1. Field of the Invention
The present invention relates to a semiconductor memory device. More particularly, the present invention relates to a fabrication method of a non-volatile memory.
2. Description of Related Art
In the various types of non-volatile memory, electrically erasable programmable read only memory (EEPROM) allows multiple data reading, writing and erasing operations. In addition, the stored data are retained even after power to the device is removed. With these advantages, electrically erasable programmable read only memories have been broadly applied in personal computers and electronic equipment.
The industry provides a type of non-volatile memory as shown in FIG. 1. This non-volatile memory is constituted with a plurality of memory cells 102 and a plurality of memory cells 116. The memory cells 102 and the memory cells 116 are isolated from each other with the spacers 110. Each memory cell 102 is formed, sequentially from the substrate 100, a bottom dielectric layer 104a, a charge-storage layer 104b and a top dielectric layer 104c (the bottom dielectric layer 104a, the charge-storage layer 104b and the top dielectric layer 104c constitute a composite dielectric layer 104), a gate 106 and a cap layer 108. Each memory cell 116 is disposed between two memory cells 102. Moreover, each memory cell 116 is formed, sequentially from the substrate 100, a bottom dielectric layer 112a, a charge-storage layer 112b and a top dielectric layer 112c (the bottom dielectric layer 112a, the charge—storage layer 112b and the top dielectric layer 112c constitute a composite dielectric layer 112) and a gate 114. No gap is present between each memory cell of this type of non-volatile memory. Accordingly, the level of integration can be increased.

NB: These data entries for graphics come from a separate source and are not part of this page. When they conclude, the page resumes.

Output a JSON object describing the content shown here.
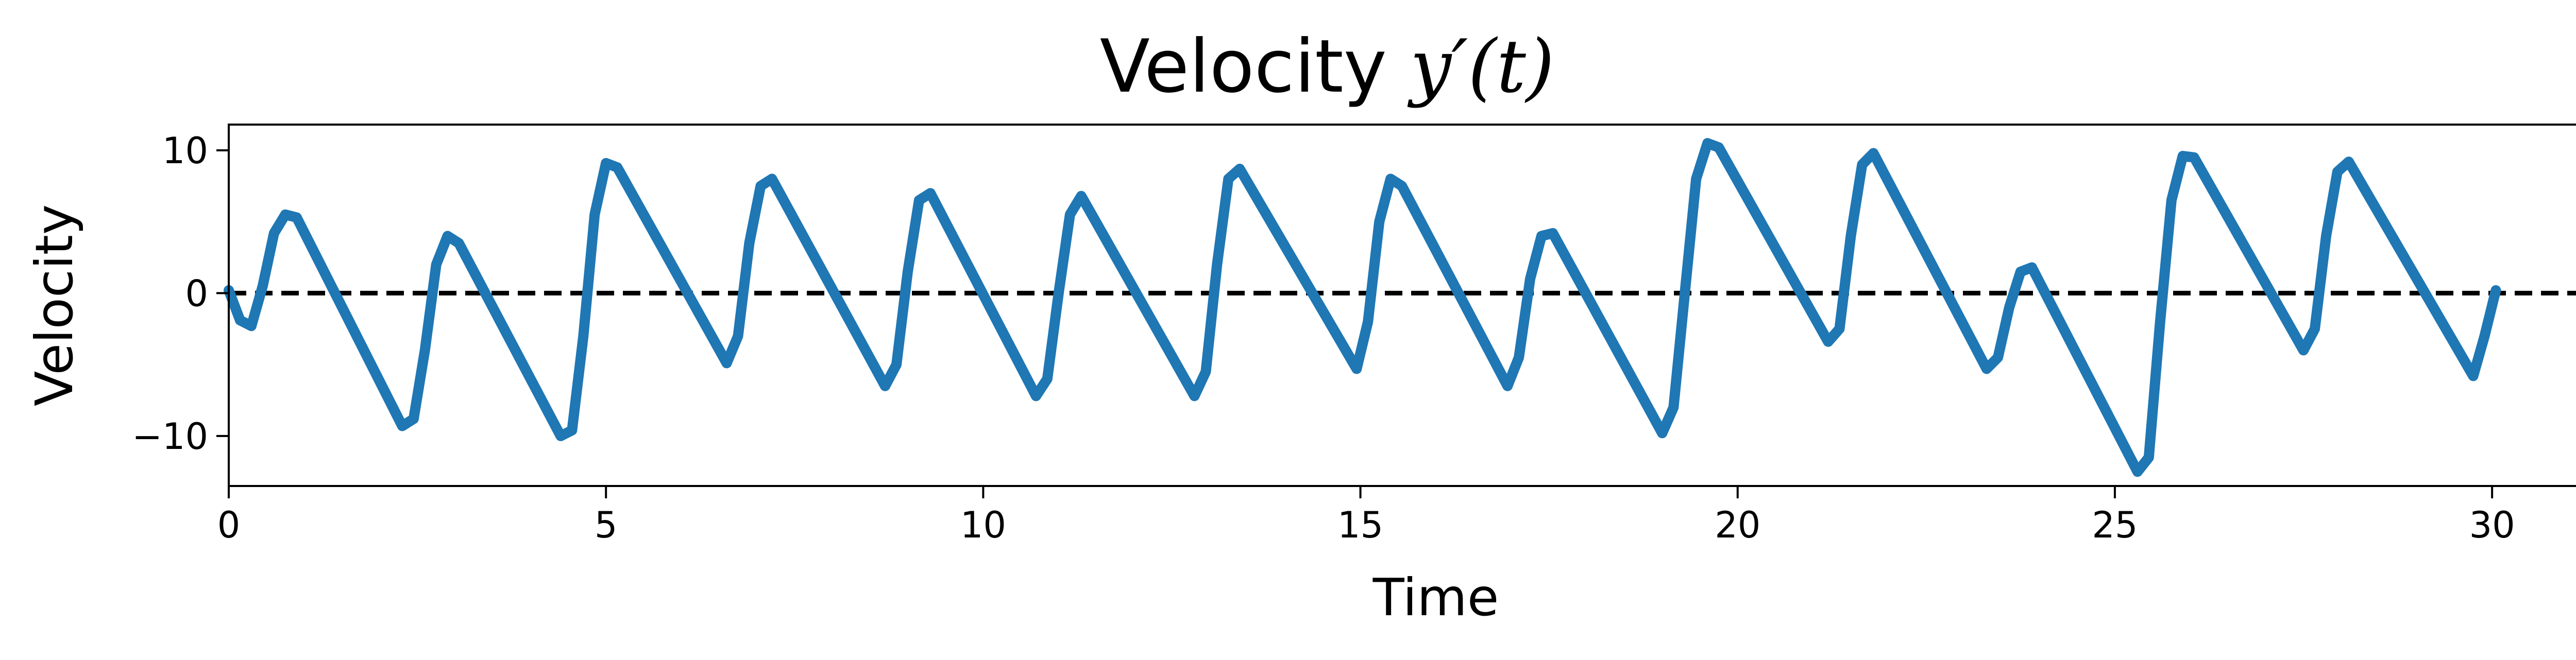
{
  "chart_data": {
    "type": "line",
    "title_main": "Velocity ",
    "title_math": "y′(t)",
    "xlabel": "Time",
    "ylabel": "Velocity",
    "xlim": [
      0,
      32
    ],
    "ylim": [
      -13.5,
      11.8
    ],
    "xticks": [
      {
        "value": 0,
        "label": "0"
      },
      {
        "value": 5,
        "label": "5"
      },
      {
        "value": 10,
        "label": "10"
      },
      {
        "value": 15,
        "label": "15"
      },
      {
        "value": 20,
        "label": "20"
      },
      {
        "value": 25,
        "label": "25"
      },
      {
        "value": 30,
        "label": "30"
      }
    ],
    "yticks": [
      {
        "value": -10,
        "label": "−10"
      },
      {
        "value": 0,
        "label": "0"
      },
      {
        "value": 10,
        "label": "10"
      }
    ],
    "grid": false,
    "reference_line": {
      "y": 0,
      "style": "dashed",
      "color": "#000000"
    },
    "series": [
      {
        "color": "#1f77b4",
        "x": [
          0,
          0.15,
          0.3,
          0.45,
          0.6,
          0.75,
          0.9,
          2.3,
          2.45,
          2.6,
          2.75,
          2.9,
          3.05,
          4.4,
          4.55,
          4.7,
          4.85,
          5.0,
          5.15,
          6.6,
          6.75,
          6.9,
          7.05,
          7.2,
          8.7,
          8.85,
          9.0,
          9.15,
          9.3,
          10.7,
          10.85,
          11.0,
          11.15,
          11.3,
          12.8,
          12.95,
          13.1,
          13.25,
          13.4,
          14.95,
          15.1,
          15.25,
          15.4,
          15.55,
          16.95,
          17.1,
          17.25,
          17.4,
          17.55,
          19.0,
          19.15,
          19.3,
          19.45,
          19.6,
          19.75,
          21.2,
          21.35,
          21.5,
          21.65,
          21.8,
          23.3,
          23.45,
          23.6,
          23.75,
          23.9,
          25.3,
          25.45,
          25.6,
          25.75,
          25.9,
          26.05,
          27.5,
          27.65,
          27.8,
          27.95,
          28.1,
          29.75,
          29.9,
          30.05
        ],
        "y": [
          0.2,
          -1.9,
          -2.3,
          0.5,
          4.2,
          5.5,
          5.3,
          -9.3,
          -8.8,
          -4.0,
          2.0,
          4.0,
          3.5,
          -10.0,
          -9.6,
          -3.0,
          5.5,
          9.1,
          8.8,
          -4.9,
          -3.0,
          3.5,
          7.5,
          8.0,
          -6.5,
          -5.0,
          1.5,
          6.5,
          7.0,
          -7.2,
          -6.0,
          0.0,
          5.5,
          6.8,
          -7.2,
          -5.5,
          2.0,
          8.0,
          8.7,
          -5.3,
          -2.0,
          5.0,
          8.0,
          7.5,
          -6.5,
          -4.5,
          1.0,
          4.0,
          4.2,
          -9.8,
          -8.0,
          0.0,
          8.0,
          10.5,
          10.2,
          -3.4,
          -2.5,
          4.0,
          9.0,
          9.8,
          -5.3,
          -4.5,
          -1.0,
          1.5,
          1.8,
          -12.5,
          -11.5,
          -2.0,
          6.5,
          9.6,
          9.5,
          -4.0,
          -2.5,
          4.0,
          8.5,
          9.2,
          -5.8,
          -3.0,
          0.2
        ]
      }
    ]
  }
}
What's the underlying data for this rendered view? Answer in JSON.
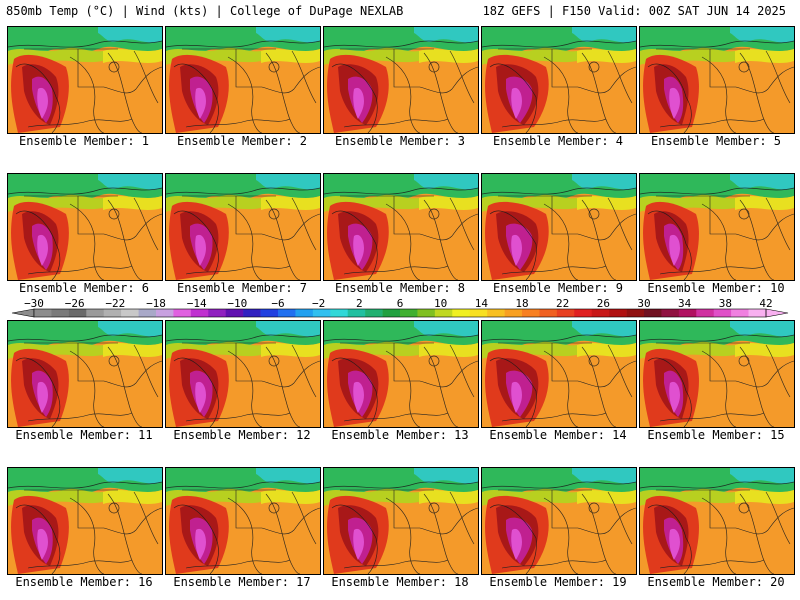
{
  "header": {
    "left": "850mb Temp (°C) | Wind (kts) | College of DuPage NEXLAB",
    "right": "18Z GEFS | F150 Valid: 00Z SAT JUN 14 2025"
  },
  "panels": [
    {
      "label": "Ensemble Member: 1"
    },
    {
      "label": "Ensemble Member: 2"
    },
    {
      "label": "Ensemble Member: 3"
    },
    {
      "label": "Ensemble Member: 4"
    },
    {
      "label": "Ensemble Member: 5"
    },
    {
      "label": "Ensemble Member: 6"
    },
    {
      "label": "Ensemble Member: 7"
    },
    {
      "label": "Ensemble Member: 8"
    },
    {
      "label": "Ensemble Member: 9"
    },
    {
      "label": "Ensemble Member: 10"
    },
    {
      "label": "Ensemble Member: 11"
    },
    {
      "label": "Ensemble Member: 12"
    },
    {
      "label": "Ensemble Member: 13"
    },
    {
      "label": "Ensemble Member: 14"
    },
    {
      "label": "Ensemble Member: 15"
    },
    {
      "label": "Ensemble Member: 16"
    },
    {
      "label": "Ensemble Member: 17"
    },
    {
      "label": "Ensemble Member: 18"
    },
    {
      "label": "Ensemble Member: 19"
    },
    {
      "label": "Ensemble Member: 20"
    }
  ],
  "colorbar": {
    "tick_labels": [
      "−30",
      "−26",
      "−22",
      "−18",
      "−14",
      "−10",
      "−6",
      "−2",
      "2",
      "6",
      "10",
      "14",
      "18",
      "22",
      "26",
      "30",
      "34",
      "38",
      "42"
    ],
    "colors": [
      "#8c8c8c",
      "#7a7a7a",
      "#6a6a6a",
      "#9a9a9a",
      "#b0b0b0",
      "#c8c8c8",
      "#a8a8c8",
      "#c8a0e0",
      "#e060e0",
      "#c030d0",
      "#9020c0",
      "#6010b0",
      "#3020c0",
      "#2040e0",
      "#2070f0",
      "#20a0f0",
      "#30c0f0",
      "#30d8d8",
      "#20c0a0",
      "#20b070",
      "#20a040",
      "#40b030",
      "#80c020",
      "#c0d820",
      "#f0f020",
      "#f8e020",
      "#f8c020",
      "#f8a020",
      "#f88020",
      "#f06020",
      "#e84020",
      "#e02020",
      "#c81818",
      "#b01010",
      "#901010",
      "#701020",
      "#901040",
      "#b01060",
      "#d030a0",
      "#e050c8",
      "#f080e0",
      "#f8b0f0"
    ]
  }
}
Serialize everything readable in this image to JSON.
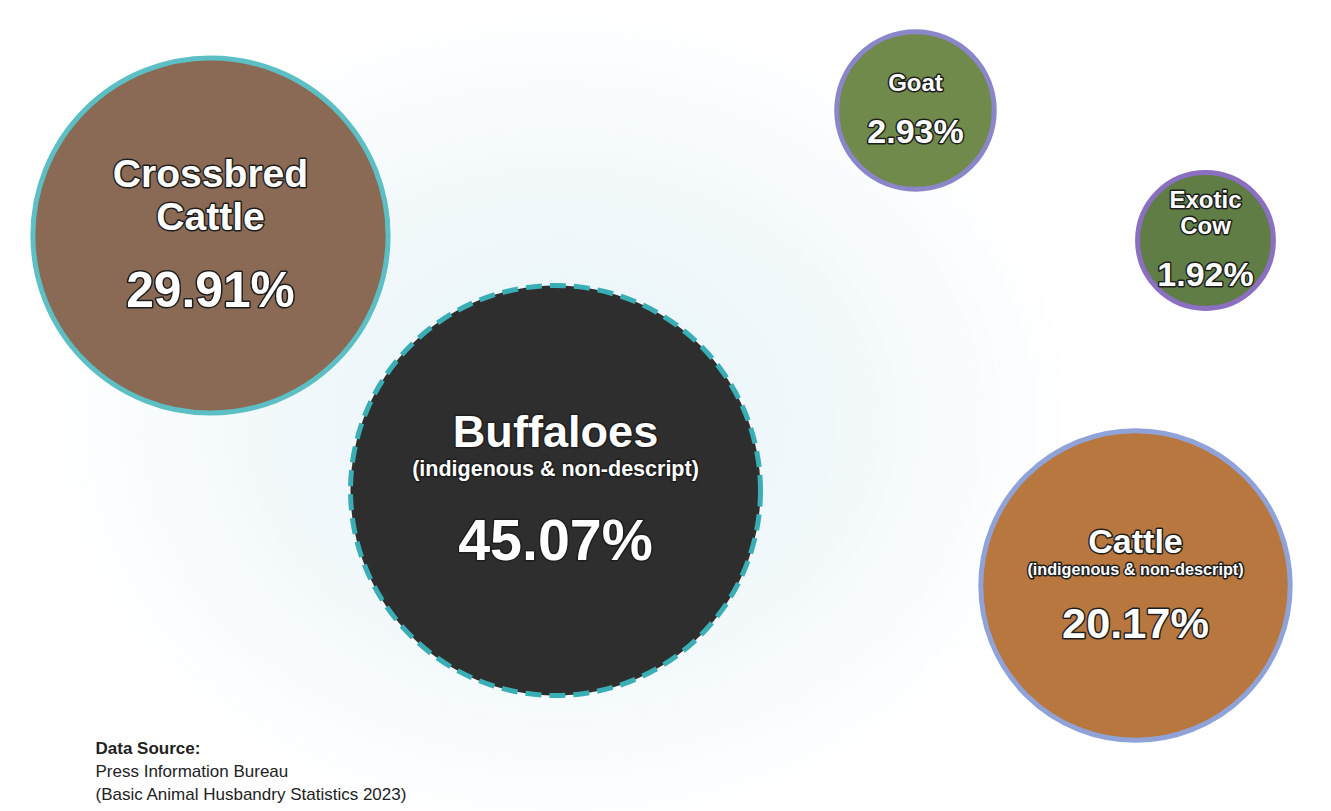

However, during the fabrication process of the above non-volatile memory, the composite dielectric layer 104 of the memory cells 102 and the composite dielectric layer 112 of the memory cells 116 are formed in different process steps. As a result, the fabrication process is complicated. Moreover, since each memory cell 116 is formed between two memory cells 102, the composite dielectric layer 112 of the memory cells 116 is formed on a nonplanar surface. The thickness of the composite dielectric layer is not uniformed due to the corners formed between the memory cells 102 and the substrate 100. Consequently, the reliability of the memory cells is less desirable. Ultimately, the electrical characteristics between the memory cells 102 and the memory cells 116 are not consistent, greatly affecting the efficiency of the device.